Lately I’ve been thinking a lot about touch-based user interfaces for mobile phone for a project I’ve been involved in.
Louis Kahn, one of the most influential architects of our time, and subject of an amazing documentary film, once said:
“What do you want Brick?”
He was alluding to the fact that each material has properties and limitations and wants to be used a certain way. Whether it be materials, or systems, or UI’s, each has a certain affordance you can either acknowledge and work with, or work against.
Don Norman also describes a similar attitude towards the design of products in his influential The Design of Everyday Things:
The term affordance refers to the perceived and actual properties of the thing, primarily those fundamental properties that determine just how the thing could possibly be used. A chair affords (“is for”) support and, therefore, affords sitting.
When designing a touch user interface for mobile phones, where do you start? You can start by taking a look at what Apple has wonderfully done with the iPhone. Or you can take a look at how to improve the current mobile UI and make it touch-enabled. Both lead to very restricted designs, since they can’t escape what either Apple or current mobile UI have set up as its affordances.
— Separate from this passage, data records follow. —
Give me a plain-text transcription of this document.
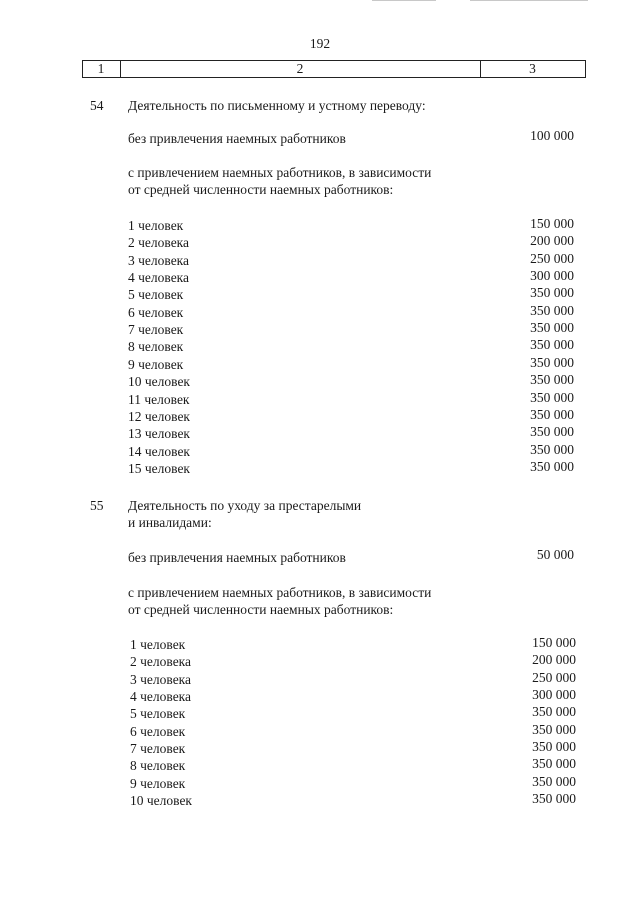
192
1	2	3
54 Деятельность по письменному и устному переводу:
без привлечения наемных работников	100 000
с привлечением наемных работников, в зависимости
от средней численности наемных работников:
1 человек	150 000
2 человека	200 000
3 человека	250 000
4 человека	300 000
5 человек	350 000
6 человек	350 000
7 человек	350 000
8 человек	350 000
9 человек	350 000
10 человек	350 000
11 человек	350 000
12 человек	350 000
13 человек	350 000
14 человек	350 000
15 человек	350 000
55 Деятельность по уходу за престарелыми
и инвалидами:
без привлечения наемных работников	50 000
с привлечением наемных работников, в зависимости
от средней численности наемных работников:
1 человек	150 000
2 человека	200 000
3 человека	250 000
4 человека	300 000
5 человек	350 000
6 человек	350 000
7 человек	350 000
8 человек	350 000
9 человек	350 000
10 человек	350 000
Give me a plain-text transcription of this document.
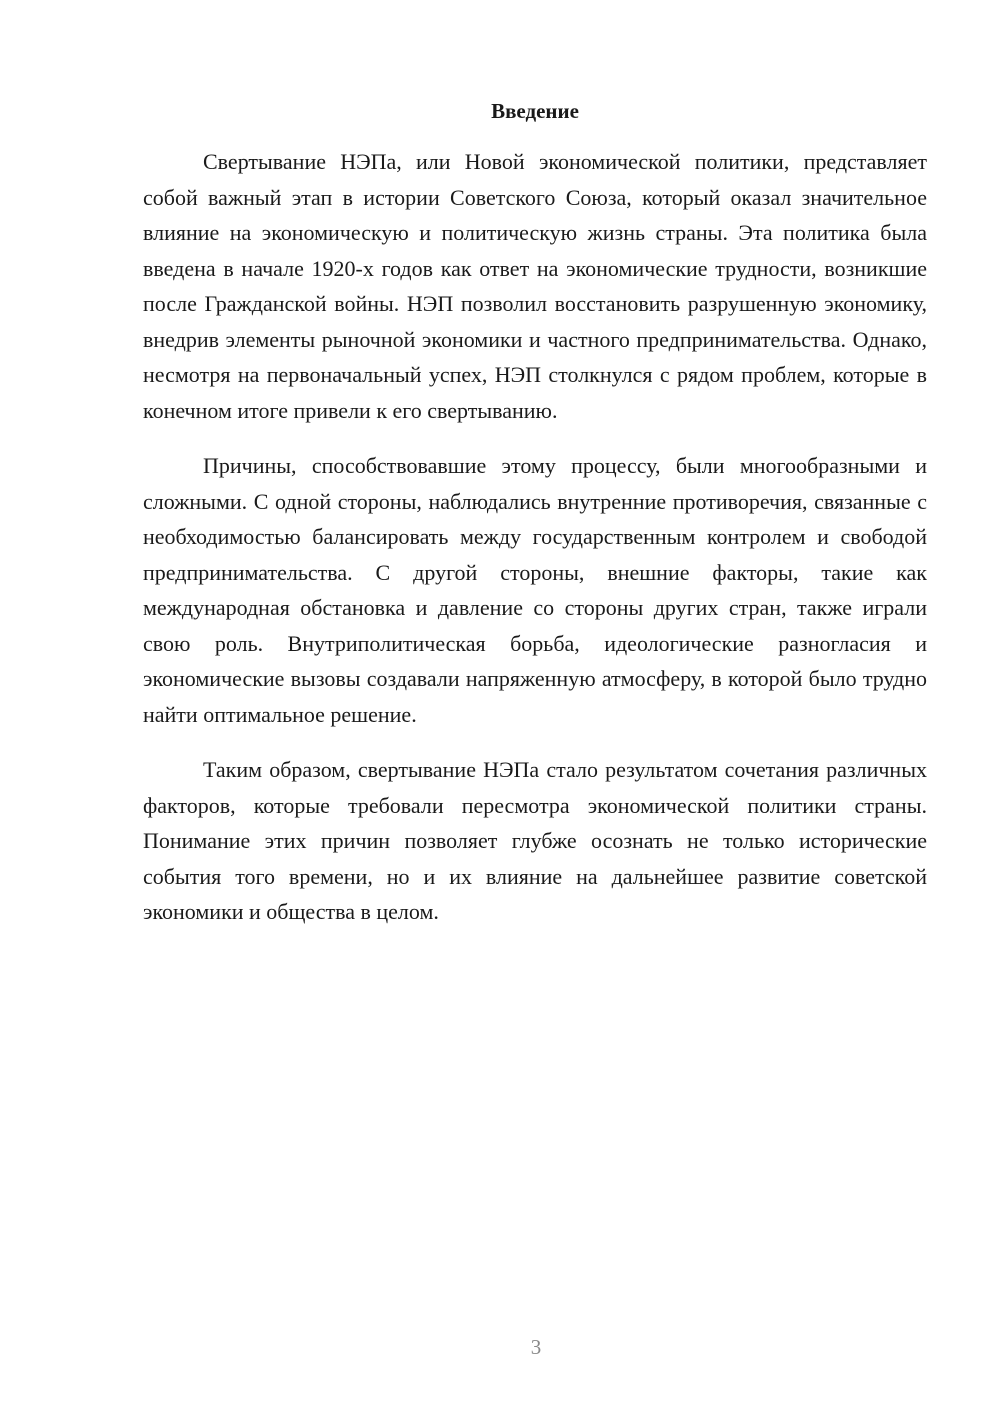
Введение

Свертывание НЭПа, или Новой экономической политики, представляет собой важный этап в истории Советского Союза, который оказал значительное влияние на экономическую и политическую жизнь страны. Эта политика была введена в начале 1920-х годов как ответ на экономические трудности, возникшие после Гражданской войны. НЭП позволил восстановить разрушенную экономику, внедрив элементы рыночной экономики и частного предпринимательства. Однако, несмотря на первоначальный успех, НЭП столкнулся с рядом проблем, которые в конечном итоге привели к его свертыванию.

Причины, способствовавшие этому процессу, были многообразными и сложными. С одной стороны, наблюдались внутренние противоречия, связанные с необходимостью балансировать между государственным контролем и свободой предпринимательства. С другой стороны, внешние факторы, такие как международная обстановка и давление со стороны других стран, также играли свою роль. Внутриполитическая борьба, идеологические разногласия и экономические вызовы создавали напряженную атмосферу, в которой было трудно найти оптимальное решение.

Таким образом, свертывание НЭПа стало результатом сочетания различных факторов, которые требовали пересмотра экономической политики страны. Понимание этих причин позволяет глубже осознать не только исторические события того времени, но и их влияние на дальнейшее развитие советской экономики и общества в целом.

3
One needs to ask, “So, what do you want to be, mobile phone touch UI?”
In my mind, some of what it wants to be is the following (these are its affordances):
- It wants large touch targets: Fingers are less precise than keys, and there are minimun touch area requirements that can’t be too small.
- It wants simple page layout: touch requires immediate feedback, and quick transitions to subsequent pages. There shouldn’t really be anything to navigate on a page. The interface should be “tap, tap, tap”, i.e. a quick progression of pages to finish the task the user to trying to accomplish.
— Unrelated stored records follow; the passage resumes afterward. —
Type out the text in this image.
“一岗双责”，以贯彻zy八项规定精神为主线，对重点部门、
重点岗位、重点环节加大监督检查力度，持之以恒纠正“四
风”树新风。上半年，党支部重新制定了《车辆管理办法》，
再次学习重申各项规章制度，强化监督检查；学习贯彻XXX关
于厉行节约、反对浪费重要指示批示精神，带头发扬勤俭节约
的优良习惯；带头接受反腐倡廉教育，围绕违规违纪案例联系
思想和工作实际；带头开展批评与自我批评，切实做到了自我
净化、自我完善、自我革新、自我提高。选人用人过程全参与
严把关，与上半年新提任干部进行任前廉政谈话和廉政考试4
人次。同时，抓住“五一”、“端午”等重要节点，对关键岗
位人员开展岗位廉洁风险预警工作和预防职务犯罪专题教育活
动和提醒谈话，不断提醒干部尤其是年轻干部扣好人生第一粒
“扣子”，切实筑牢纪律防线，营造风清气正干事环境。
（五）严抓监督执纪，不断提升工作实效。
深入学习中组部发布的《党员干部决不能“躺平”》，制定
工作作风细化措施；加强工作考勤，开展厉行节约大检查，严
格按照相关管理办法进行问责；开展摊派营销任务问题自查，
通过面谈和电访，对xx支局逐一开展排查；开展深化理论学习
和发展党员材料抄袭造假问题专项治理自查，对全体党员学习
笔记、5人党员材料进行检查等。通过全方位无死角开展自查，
- It want to have limited choices: More choices on a pages means more things to touch and this make make things harder to touch with precision. In the web page paradigm, it may be better to present more options on a page, however in a mobile touch interface, with limited screen area, and touch targets, it may make more sense to provide limited choices and more “in-between” pages.
It is also important to select the right everyday metaphor for the touch UI elements. Metaphors allow users to recognize how to use something without learning, since it is something they are familiar with already. On the iPhone you see sliders (unlocking the phone), dials (selecting a date), and buttons.
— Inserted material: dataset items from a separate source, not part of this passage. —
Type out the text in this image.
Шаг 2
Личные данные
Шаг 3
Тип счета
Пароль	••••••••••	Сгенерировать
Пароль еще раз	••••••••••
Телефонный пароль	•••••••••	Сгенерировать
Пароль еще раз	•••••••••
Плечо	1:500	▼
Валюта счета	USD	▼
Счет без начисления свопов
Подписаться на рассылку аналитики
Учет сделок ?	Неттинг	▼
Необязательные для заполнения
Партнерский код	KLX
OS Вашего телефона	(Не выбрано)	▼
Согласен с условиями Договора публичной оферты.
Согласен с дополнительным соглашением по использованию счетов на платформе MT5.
One great source of metaphors for a touch UI is actually baby toys for many reasons:
- Interactive elements are brightly colored, allowing the user (the baby) to locate and initiate an action.
- Interactive elements are easy to touch, pull or twist and have large target areas, taking in to account the users lack of mastery over motor functions and pudgy fingers.
- Interactive elements provide clear feedback to reward the users and provoke them to repeat the action.
- The objects are not overly complex and choices for manipulation are simple.
It is no wonder a baby can use an iPhone interface.